Assassin's Apprentice (Farseer Trilogy, #1)Assassin’s Apprentice by Robin Hobb
My rating: 4 of 5 stars

The first book of Robin Hobb’s Farseer Trilogy, Assassin’s Apprentice, is an easy-to-read fantasy adventure with political intrigue and social insecurity with a nice dose of magic.  Written in the first person as a memoir of an older Fitz looking back at his oldest memories and the beginnings of his career as an assassin.  Although Hobb could have used the older Fitz to create a larger picture of what was going on, she instead kept the perspective exclusively on what was happening in his life as part of the larger picture.

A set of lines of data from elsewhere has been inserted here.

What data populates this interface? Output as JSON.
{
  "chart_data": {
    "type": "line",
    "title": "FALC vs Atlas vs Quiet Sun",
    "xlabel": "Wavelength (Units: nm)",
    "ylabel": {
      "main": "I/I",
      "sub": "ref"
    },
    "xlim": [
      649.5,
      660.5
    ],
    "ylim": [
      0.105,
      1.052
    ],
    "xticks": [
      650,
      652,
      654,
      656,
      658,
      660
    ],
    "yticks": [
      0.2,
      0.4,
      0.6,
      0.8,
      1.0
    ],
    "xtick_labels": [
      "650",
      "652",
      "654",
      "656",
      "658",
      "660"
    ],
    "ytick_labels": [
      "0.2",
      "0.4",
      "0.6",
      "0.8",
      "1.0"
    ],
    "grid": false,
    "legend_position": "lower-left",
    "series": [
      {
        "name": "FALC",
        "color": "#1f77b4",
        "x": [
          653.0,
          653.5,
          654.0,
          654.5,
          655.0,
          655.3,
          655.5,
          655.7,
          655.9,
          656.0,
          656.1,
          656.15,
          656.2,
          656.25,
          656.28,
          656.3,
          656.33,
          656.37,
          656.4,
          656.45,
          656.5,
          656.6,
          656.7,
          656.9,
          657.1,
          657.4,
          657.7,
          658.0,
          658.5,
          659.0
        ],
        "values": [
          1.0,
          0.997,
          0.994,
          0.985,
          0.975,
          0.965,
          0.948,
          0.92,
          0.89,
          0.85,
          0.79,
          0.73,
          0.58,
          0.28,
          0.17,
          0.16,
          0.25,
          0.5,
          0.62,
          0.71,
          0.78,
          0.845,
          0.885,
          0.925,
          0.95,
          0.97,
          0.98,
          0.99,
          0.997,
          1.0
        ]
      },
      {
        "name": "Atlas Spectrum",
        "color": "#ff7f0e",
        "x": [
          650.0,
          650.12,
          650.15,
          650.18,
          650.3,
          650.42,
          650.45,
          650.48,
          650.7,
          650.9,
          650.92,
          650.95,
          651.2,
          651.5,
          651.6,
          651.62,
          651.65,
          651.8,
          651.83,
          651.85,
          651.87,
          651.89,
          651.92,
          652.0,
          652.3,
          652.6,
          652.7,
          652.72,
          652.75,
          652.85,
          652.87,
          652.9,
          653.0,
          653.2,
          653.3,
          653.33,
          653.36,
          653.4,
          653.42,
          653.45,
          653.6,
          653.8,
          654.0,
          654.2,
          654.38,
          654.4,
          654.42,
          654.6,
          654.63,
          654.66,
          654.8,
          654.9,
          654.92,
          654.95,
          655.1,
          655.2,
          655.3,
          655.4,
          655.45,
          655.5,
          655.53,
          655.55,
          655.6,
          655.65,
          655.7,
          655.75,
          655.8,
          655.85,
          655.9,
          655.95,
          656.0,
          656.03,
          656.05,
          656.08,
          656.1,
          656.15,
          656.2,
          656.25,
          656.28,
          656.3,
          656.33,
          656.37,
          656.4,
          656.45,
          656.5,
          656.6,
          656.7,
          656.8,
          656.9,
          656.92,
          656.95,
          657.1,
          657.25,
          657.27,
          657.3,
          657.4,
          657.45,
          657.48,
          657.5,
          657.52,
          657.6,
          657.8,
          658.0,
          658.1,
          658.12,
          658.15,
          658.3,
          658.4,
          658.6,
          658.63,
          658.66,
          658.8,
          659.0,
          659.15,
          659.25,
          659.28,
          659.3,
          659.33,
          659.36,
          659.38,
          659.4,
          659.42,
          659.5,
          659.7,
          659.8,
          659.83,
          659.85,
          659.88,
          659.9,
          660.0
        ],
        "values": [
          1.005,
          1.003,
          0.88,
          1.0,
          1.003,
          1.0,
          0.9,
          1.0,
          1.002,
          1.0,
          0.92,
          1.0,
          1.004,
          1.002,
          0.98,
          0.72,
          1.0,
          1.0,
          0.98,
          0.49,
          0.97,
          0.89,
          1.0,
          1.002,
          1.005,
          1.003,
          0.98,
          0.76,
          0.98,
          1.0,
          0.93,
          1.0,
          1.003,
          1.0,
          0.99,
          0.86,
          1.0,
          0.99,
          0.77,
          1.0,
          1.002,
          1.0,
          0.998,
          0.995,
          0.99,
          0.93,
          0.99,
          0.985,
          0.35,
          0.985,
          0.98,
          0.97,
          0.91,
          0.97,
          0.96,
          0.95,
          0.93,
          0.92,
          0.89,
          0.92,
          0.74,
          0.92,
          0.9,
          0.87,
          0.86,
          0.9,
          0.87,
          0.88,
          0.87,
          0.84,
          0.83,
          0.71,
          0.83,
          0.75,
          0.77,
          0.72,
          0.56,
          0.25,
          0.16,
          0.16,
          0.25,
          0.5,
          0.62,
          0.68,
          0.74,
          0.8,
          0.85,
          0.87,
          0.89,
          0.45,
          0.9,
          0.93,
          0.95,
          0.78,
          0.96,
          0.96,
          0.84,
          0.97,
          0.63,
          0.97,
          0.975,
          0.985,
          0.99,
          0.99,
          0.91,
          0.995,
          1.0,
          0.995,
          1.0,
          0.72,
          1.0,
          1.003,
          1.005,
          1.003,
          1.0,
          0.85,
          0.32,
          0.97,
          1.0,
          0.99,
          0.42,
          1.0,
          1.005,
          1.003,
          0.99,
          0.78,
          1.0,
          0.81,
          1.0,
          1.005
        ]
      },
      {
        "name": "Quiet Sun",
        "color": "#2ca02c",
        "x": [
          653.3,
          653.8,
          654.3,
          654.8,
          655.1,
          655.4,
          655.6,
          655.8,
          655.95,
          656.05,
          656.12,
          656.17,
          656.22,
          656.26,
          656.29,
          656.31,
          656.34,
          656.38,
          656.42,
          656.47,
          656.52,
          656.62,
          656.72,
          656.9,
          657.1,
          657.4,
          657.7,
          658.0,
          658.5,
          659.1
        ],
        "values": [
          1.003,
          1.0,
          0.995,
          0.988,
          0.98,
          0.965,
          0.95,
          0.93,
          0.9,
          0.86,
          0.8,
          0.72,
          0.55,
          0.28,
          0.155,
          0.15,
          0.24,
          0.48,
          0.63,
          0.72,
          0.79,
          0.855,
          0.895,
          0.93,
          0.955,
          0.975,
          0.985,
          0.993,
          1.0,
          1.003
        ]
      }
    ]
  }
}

The book covers a decade in young Fitz life and shows the social isolation of a bastard who caused his father’s exile and abdication.  Young Fitz has an abundance of men to look up to throughout the 10 year period, who over the same period he either disappoints or learns to distrust.  Fitz finds himself dealing with two types of magical abilities, one treasured and one frowned up, which both shape his young life and potentially the future.  However at the end of the book, only one stage of Fitz’s journey is at an end and nothing really has been resolved save for the defeat of a court conspiracy.

Assassin’s Apprentice is not a standalone book, it is the first of a trilogy and ends with none of the threads introduced in anyway wrapped up.  But that doesn’t takeaway from the enjoyable experience it is exploring the Six Duchies with young Fitz as he begins to create a place in the world for himself.